Environmental, Social and Governance considerations (ESG) are expected to play an increasing role in equity pay determinations for executive officers. About 50 percent of S&P 500 companies used ESG metrics in cash-based, short-term incentive compensation plans during 2020. Conversely, only about 4 percent of S&P 500 companies used ESG metrics in long-term equity incentive plans. This should change beginning with 2021 awards due to anticipated SEC-required disclosure of ESG business risks. ISS, Glass Lewis and large investors (e.g., BlackRock, Vanguard) have made calls for more ESG disclosure. Banks increasingly view ESG risks as credit risks. In addition, national media outlets have made the case for executive pay to tie with ESG goals.
In recent years equity awards made to executive officers have been tied to achieving company performance goals. But these performance evaluations are usually linked to relative total shareholder return or financial metrics such as EPS or return on invested capital. As the tide shifts to include ESG metrics, the question now asked is, “how do we set equity awards for executives to help our company attain its ESG goals?”
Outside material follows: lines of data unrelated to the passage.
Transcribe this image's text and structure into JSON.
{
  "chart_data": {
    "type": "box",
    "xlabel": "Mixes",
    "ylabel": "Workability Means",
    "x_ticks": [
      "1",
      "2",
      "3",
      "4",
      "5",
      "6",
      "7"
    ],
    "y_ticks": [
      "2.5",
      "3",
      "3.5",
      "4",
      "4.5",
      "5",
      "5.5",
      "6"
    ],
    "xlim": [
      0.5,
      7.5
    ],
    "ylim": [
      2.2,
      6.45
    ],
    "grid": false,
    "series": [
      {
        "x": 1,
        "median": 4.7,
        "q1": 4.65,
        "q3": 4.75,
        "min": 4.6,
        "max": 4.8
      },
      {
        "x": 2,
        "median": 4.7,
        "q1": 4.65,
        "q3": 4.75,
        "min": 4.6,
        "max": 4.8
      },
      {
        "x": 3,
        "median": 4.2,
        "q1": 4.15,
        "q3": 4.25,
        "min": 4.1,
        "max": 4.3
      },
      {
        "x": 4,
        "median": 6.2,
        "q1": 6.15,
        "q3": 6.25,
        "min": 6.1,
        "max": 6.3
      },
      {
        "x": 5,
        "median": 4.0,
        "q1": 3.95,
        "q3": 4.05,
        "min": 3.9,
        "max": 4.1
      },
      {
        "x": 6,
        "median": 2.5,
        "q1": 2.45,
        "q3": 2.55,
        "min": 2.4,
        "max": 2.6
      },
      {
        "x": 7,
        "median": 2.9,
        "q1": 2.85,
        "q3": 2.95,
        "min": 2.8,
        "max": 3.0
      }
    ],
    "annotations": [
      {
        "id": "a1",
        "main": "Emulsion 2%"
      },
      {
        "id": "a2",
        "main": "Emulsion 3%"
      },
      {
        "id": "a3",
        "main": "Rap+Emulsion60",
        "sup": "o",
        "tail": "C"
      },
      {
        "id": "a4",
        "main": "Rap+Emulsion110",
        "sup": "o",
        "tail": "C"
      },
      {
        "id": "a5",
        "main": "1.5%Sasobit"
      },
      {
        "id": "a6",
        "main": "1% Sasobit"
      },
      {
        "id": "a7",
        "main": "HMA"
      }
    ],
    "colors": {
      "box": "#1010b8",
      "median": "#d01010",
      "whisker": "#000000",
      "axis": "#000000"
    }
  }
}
Companies are finding new ways to identify issues and establish measurable goals for ESG. Issues may vary by industry and company. For example, energy companies may focus on carbon footprint as a datapoint, while beverage companies may focus on water usage. Conversely other ESG issues may apply to all businesses, such as diversity and inclusion, pay equity, human rights, community impact and employee satisfaction.
Companies often find difficulty in determining the standard of measurement for ESG. Multiple organizations offer their assessment systems to be used, including the Sustainability Accounting Standards Board, Global Reporting Initiative, and the International Business Council of the World Economic Forum. Currently, most ESG efforts use subjective measurements, but in order to show real progress, the data for ESG must be made quantifiable as it is for customer satisfaction, employee safety and product quality.
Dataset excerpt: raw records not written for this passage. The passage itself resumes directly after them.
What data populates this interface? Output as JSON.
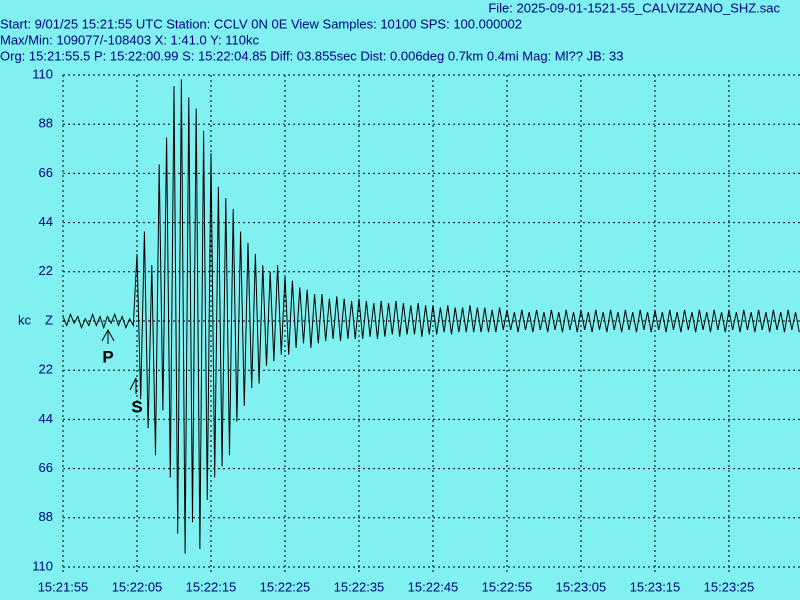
{
  "header": {
    "file": "File: 2025-09-01-1521-55_CALVIZZANO_SHZ.sac",
    "start": "Start: 9/01/25 15:21:55 UTC Station: CCLV 0N 0E View Samples: 10100  SPS: 100.000002",
    "maxmin": "Max/Min: 109077/-108403 X: 1:41.0 Y: 110kc",
    "origin": "Org: 15:21:55.5 P: 15:22:00.99 S: 15:22:04.85 Diff: 03.855sec Dist: 0.006deg 0.7km 0.4mi  Mag: Ml?? JB: 33"
  },
  "chart_data": {
    "type": "line",
    "y_label": "kc",
    "background": "#80f0f0",
    "grid": true,
    "annotations": [
      "P",
      "S"
    ],
    "xlim": [
      0,
      99.6
    ],
    "ylim": [
      -110,
      110
    ],
    "xticks": [
      {
        "value": 0,
        "label": "15:21:55"
      },
      {
        "value": 10,
        "label": "15:22:05"
      },
      {
        "value": 20,
        "label": "15:22:15"
      },
      {
        "value": 30,
        "label": "15:22:25"
      },
      {
        "value": 40,
        "label": "15:22:35"
      },
      {
        "value": 50,
        "label": "15:22:45"
      },
      {
        "value": 60,
        "label": "15:22:55"
      },
      {
        "value": 70,
        "label": "15:23:05"
      },
      {
        "value": 80,
        "label": "15:23:15"
      },
      {
        "value": 90,
        "label": "15:23:25"
      }
    ],
    "yticks": [
      110,
      88,
      66,
      44,
      22,
      {
        "value": 0,
        "label": "Z"
      },
      {
        "value": -22,
        "label": "22"
      },
      {
        "value": -44,
        "label": "44"
      },
      {
        "value": -66,
        "label": "66"
      },
      {
        "value": -88,
        "label": "88"
      },
      {
        "value": -110,
        "label": "110"
      }
    ],
    "x": [
      0,
      0.5,
      1,
      1.5,
      2,
      2.5,
      3,
      3.5,
      4,
      4.5,
      5,
      5.5,
      6,
      6.5,
      7,
      7.5,
      8,
      8.5,
      9,
      9.5,
      10,
      10.5,
      11,
      11.5,
      12,
      12.5,
      13,
      13.5,
      14,
      14.5,
      15,
      15.5,
      16,
      16.5,
      17,
      17.5,
      18,
      18.5,
      19,
      19.5,
      20,
      20.5,
      21,
      21.5,
      22,
      22.5,
      23,
      23.5,
      24,
      24.5,
      25,
      25.5,
      26,
      26.5,
      27,
      27.5,
      28,
      28.5,
      29,
      29.5,
      30,
      30.5,
      31,
      31.5,
      32,
      32.5,
      33,
      33.5,
      34,
      34.5,
      35,
      35.5,
      36,
      36.5,
      37,
      37.5,
      38,
      38.5,
      39,
      39.5,
      40,
      40.5,
      41,
      41.5,
      42,
      42.5,
      43,
      43.5,
      44,
      44.5,
      45,
      45.5,
      46,
      46.5,
      47,
      47.5,
      48,
      48.5,
      49,
      49.5,
      50,
      50.5,
      51,
      51.5,
      52,
      52.5,
      53,
      53.5,
      54,
      54.5,
      55,
      55.5,
      56,
      56.5,
      57,
      57.5,
      58,
      58.5,
      59,
      59.5,
      60,
      60.5,
      61,
      61.5,
      62,
      62.5,
      63,
      63.5,
      64,
      64.5,
      65,
      65.5,
      66,
      66.5,
      67,
      67.5,
      68,
      68.5,
      69,
      69.5,
      70,
      70.5,
      71,
      71.5,
      72,
      72.5,
      73,
      73.5,
      74,
      74.5,
      75,
      75.5,
      76,
      76.5,
      77,
      77.5,
      78,
      78.5,
      79,
      79.5,
      80,
      80.5,
      81,
      81.5,
      82,
      82.5,
      83,
      83.5,
      84,
      84.5,
      85,
      85.5,
      86,
      86.5,
      87,
      87.5,
      88,
      88.5,
      89,
      89.5,
      90,
      90.5,
      91,
      91.5,
      92,
      92.5,
      93,
      93.5,
      94,
      94.5,
      95,
      95.5,
      96,
      96.5,
      97,
      97.5,
      98,
      98.5,
      99,
      99.5
    ],
    "series": [
      {
        "color": "#000000",
        "values": [
          2,
          -2,
          3,
          -1,
          2,
          -3,
          1,
          -2,
          3,
          -2,
          2,
          -3,
          2,
          -1,
          3,
          -2,
          2,
          -3,
          1,
          -2,
          30,
          -35,
          40,
          -48,
          25,
          -60,
          70,
          -40,
          82,
          -70,
          105,
          -95,
          108,
          -104,
          100,
          -90,
          95,
          -102,
          85,
          -80,
          75,
          -70,
          60,
          -65,
          55,
          -60,
          50,
          -45,
          40,
          -38,
          35,
          -30,
          30,
          -28,
          25,
          -20,
          22,
          -18,
          25,
          -15,
          20,
          -15,
          18,
          -12,
          15,
          -10,
          14,
          -12,
          12,
          -10,
          12,
          -9,
          10,
          -8,
          11,
          -9,
          10,
          -8,
          9,
          -8,
          10,
          -8,
          9,
          -7,
          8,
          -8,
          9,
          -7,
          8,
          -6,
          9,
          -7,
          8,
          -6,
          7,
          -6,
          8,
          -7,
          7,
          -6,
          7,
          -6,
          6,
          -5,
          7,
          -6,
          6,
          -5,
          6,
          -5,
          7,
          -5,
          6,
          -5,
          6,
          -5,
          5,
          -5,
          6,
          -4,
          5,
          -4,
          4,
          -5,
          5,
          -4,
          4,
          -5,
          5,
          -4,
          4,
          -5,
          5,
          -4,
          4,
          -5,
          5,
          -4,
          4,
          -5,
          5,
          -4,
          4,
          -5,
          5,
          -4,
          4,
          -5,
          5,
          -4,
          4,
          -5,
          5,
          -4,
          4,
          -5,
          5,
          -4,
          4,
          -5,
          5,
          -4,
          4,
          -5,
          5,
          -4,
          4,
          -5,
          5,
          -4,
          4,
          -5,
          5,
          -4,
          4,
          -5,
          5,
          -4,
          4,
          -5,
          5,
          -4,
          4,
          -5,
          5,
          -4,
          4,
          -5,
          5,
          -4,
          4,
          -5,
          5,
          -4,
          4,
          -5,
          5,
          -4,
          4,
          -5
        ]
      }
    ]
  }
}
Identifying ESG risks and establishing goals may seem daunting, but there are several considerations to keep in mind as companies identify their ESG model.
- Understand the ESG risks for your company and industry
- Review your company’s ESG disclosure, particularly in light of evolving SEC disclosure standards
- Look at industry peers for insight
- Consult with your investors
- Start with STI and progress to LTIP
- Establish whether metrics should be based on individual, group or company goals
- Determine how ESG should be measured (stand-alone metric or modifier)
- Determine the weighting of metrics
- Do not overpromise ESG behavior changes linked to any new pay design
- Test your model rigorously
- Consider the disclosure in the proxy and to other stakeholders (such as employees) of any failure to achieve ESG goals
- Be aware of litigation risks of material misrepresentation for not “walking the talk”
Climate change and other environmental goals have taken center stage with ESG metrics. That said, companies are beginning to react to public pressure in regard to social justice, from pledges for greater diversity to giving substantial donations and making promises that align pay with D&I goals. Coming this year, more substantial ESG goals will be set for long-term equity incentive awards for executive officers.